Leading up to Thanksgiving, each day I will blog about what I’m doing to be more grateful. I invite you to join me, and to share your thoughts, observations, suggestions and ideas.
Day 21: We’re three weeks in to the Month of Thanksgiving so let’s recap
Since I’m blogging new ideas and things to do each day, it might feel a bit overwhelming. If you haven’t even had a chance to read yesterday’s post and here comes a new thing to do today, and you do still have all your normal life to-dos, you could feel it’s a bit much.
So today I’m going to recap and simplify.
It’s not a new Month of Thanksgiving task every day. Many posts are building on previous thoughts, trying to find ways to keep on track or looking for inspiration when gratitude isn’t flowing.
Let’s start at the very beginning: On Oct. 26, I launched a Month of Thanksgiving. I’m blogging daily about what I’m doing to be more grateful for all my many blessings, leading up to Thanksgiving.

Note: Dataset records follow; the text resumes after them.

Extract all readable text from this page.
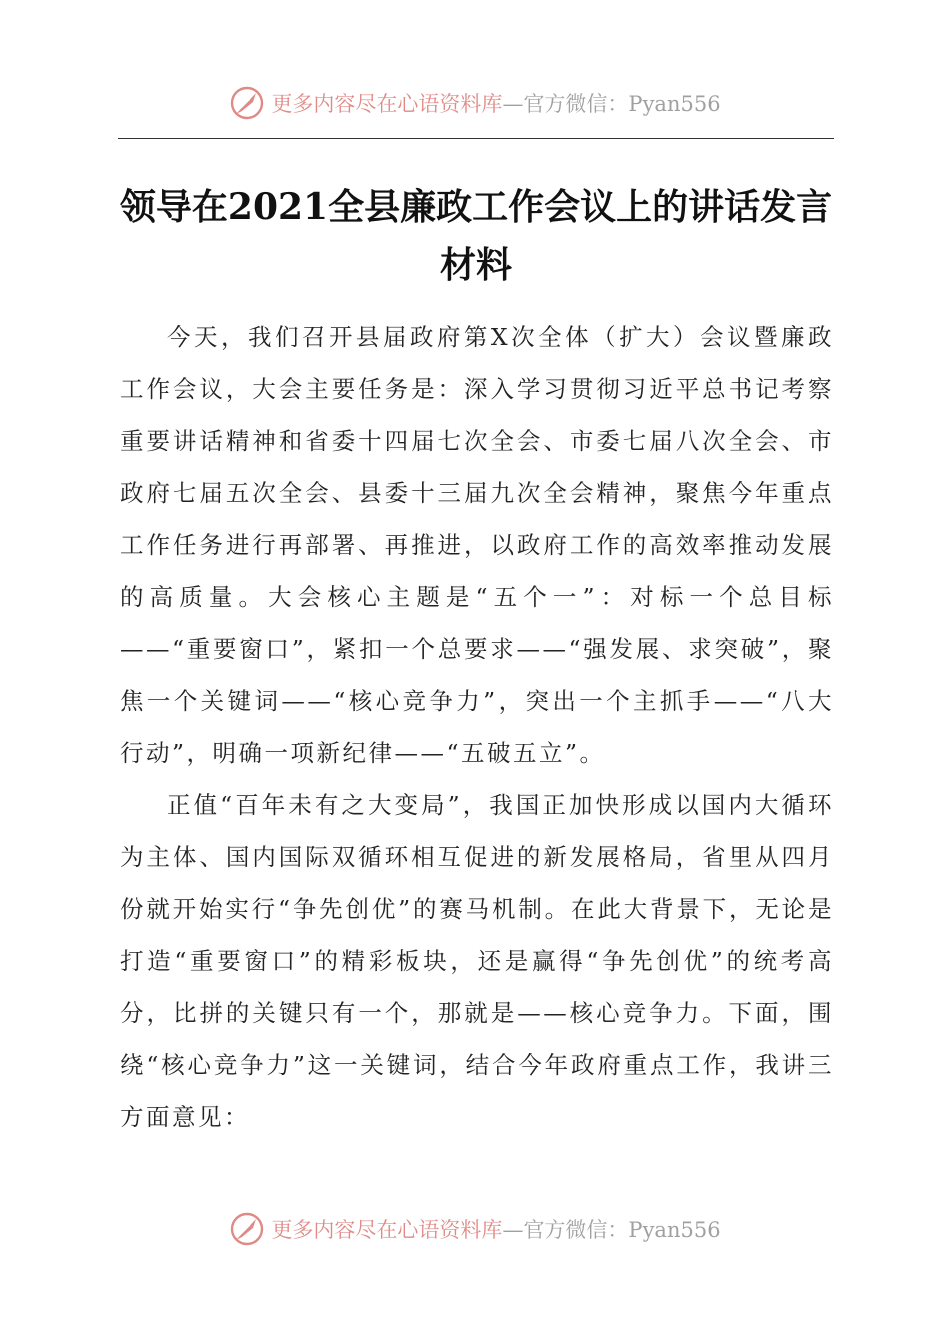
更多内容尽在心语资料库 —官方微信：Pyan556
领导在2021全县廉政工作会议上的讲话发言
材料

今天，我们召开县届政府第X次全体（扩大）会议暨廉政工作会议，大会主要任务是：深入学习贯彻习近平总书记考察重要讲话精神和省委十四届七次全会、市委七届八次全会、市政府七届五次全会、县委十三届九次全会精神，聚焦今年重点工作任务进行再部署、再推进，以政府工作的高效率推动发展的高质量。大会核心主题是“五个一”：对标一个总目标——“重要窗口”，紧扣一个总要求——“强发展、求突破”，聚焦一个关键词——“核心竞争力”，突出一个主抓手——“八大行动”，明确一项新纪律——“五破五立”。

正值“百年未有之大变局”，我国正加快形成以国内大循环为主体、国内国际双循环相互促进的新发展格局，省里从四月份就开始实行“争先创优”的赛马机制。在此大背景下，无论是打造“重要窗口”的精彩板块，还是赢得“争先创优”的统考高分，比拼的关键只有一个，那就是——核心竞争力。下面，围绕“核心竞争力”这一关键词，结合今年政府重点工作，我讲三方面意见：

更多内容尽在心语资料库 —官方微信：Pyan556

How can I be more grateful? One of the most common ideas I run across is keeping a gratitude journal, writing down a few things you’re grateful for every day.
- If you need inspiration about what you’re grateful for, the Love List Project can get you thinking about what makes you happy.
- Once you’ve thought of some things that make you grateful, you might enjoy sharing them on Facebook or Twitter
- You might also enjoy reflecting on why you’re grateful for each thing on your list
What if I’m not feeling grateful? We all have frustrations, regrets, people who’ve hurt us, things we wish we had or things we wish were better. If you’re feeling any of these things, try to convert them to gratitude:
- acknowledge the things you hate and try to find something you love in each
- reflect on your regrets and give thanks for the lessons your mistakes have taught you
- try to forgive the people who’ve hurt you, or at least to find something to be grateful for in the hurt
- try to redirect your desire for things you don’t have to gratitude for things you already have
- find time to be grateful even if you think you don’t have time to give thanks
Each of these isn’t necessarily a new obligation for the Month of Thanksgiving, as much as a way to break through the road blocks to gratitude.
OK, so now I’m feeling grateful. What should I do about it? If you’re getting into the habit of doing a gratitude journal, you might want to express your thanks beyond just writing it down as a personal exercise. You could:
- do a little dance
- write a thank you note
- give a gift that helps remind you of something you’re grateful for
- give and receive thanks verbally
I think it’s a little like learning to play an instrument. Each lesson builds on the last, but first you go back and practice your scales a little as a warm up and to remember how each new skill builds on previous ones.
And as a reminder from my kick off post:
Why should you do this?
There’s a self-help adage that says what you focus on expands. You’ve seen it in action if you’ve ever worried some small detail until it became an irrationally large part of your waking thought. Now we’re going to do it in reverse and focus on the good.
The Providence Journal wrote:
Robert A. Emmons of the University of California, a professor who many consider to be a leading authority on the “science” of gratitude, has summarized what he considers the most significant findings of a project that he and Michael McCullough of the University of Miami conducted with a grant from the John Templeton Foundation”:
•In one experiment, adults who kept “gratitude journals” on a weekly basis exercised more regularly, reported fewer physical symptoms, felt better about their lives and were more optimistic about the upcoming week compared to adults in two other groups.
•Participants who kept gratitude lists were more likely to have made progress toward important personal goals (academic, interpersonal and health based) over a two-month period, while self-guided exercises in gratitude with young adults resulted in higher levels of alertness, enthusiasm, determination, attentiveness and energy.
•Grateful individuals place less importance on material goods, are less likely to judge their own and others success in terms of possessions accumulated, and are more likely to share their possessions with others.
Are you with me? What’s worked for you so far? What hasn’t? What would you like me to blog about in the remaining days between now and Thanksgiving?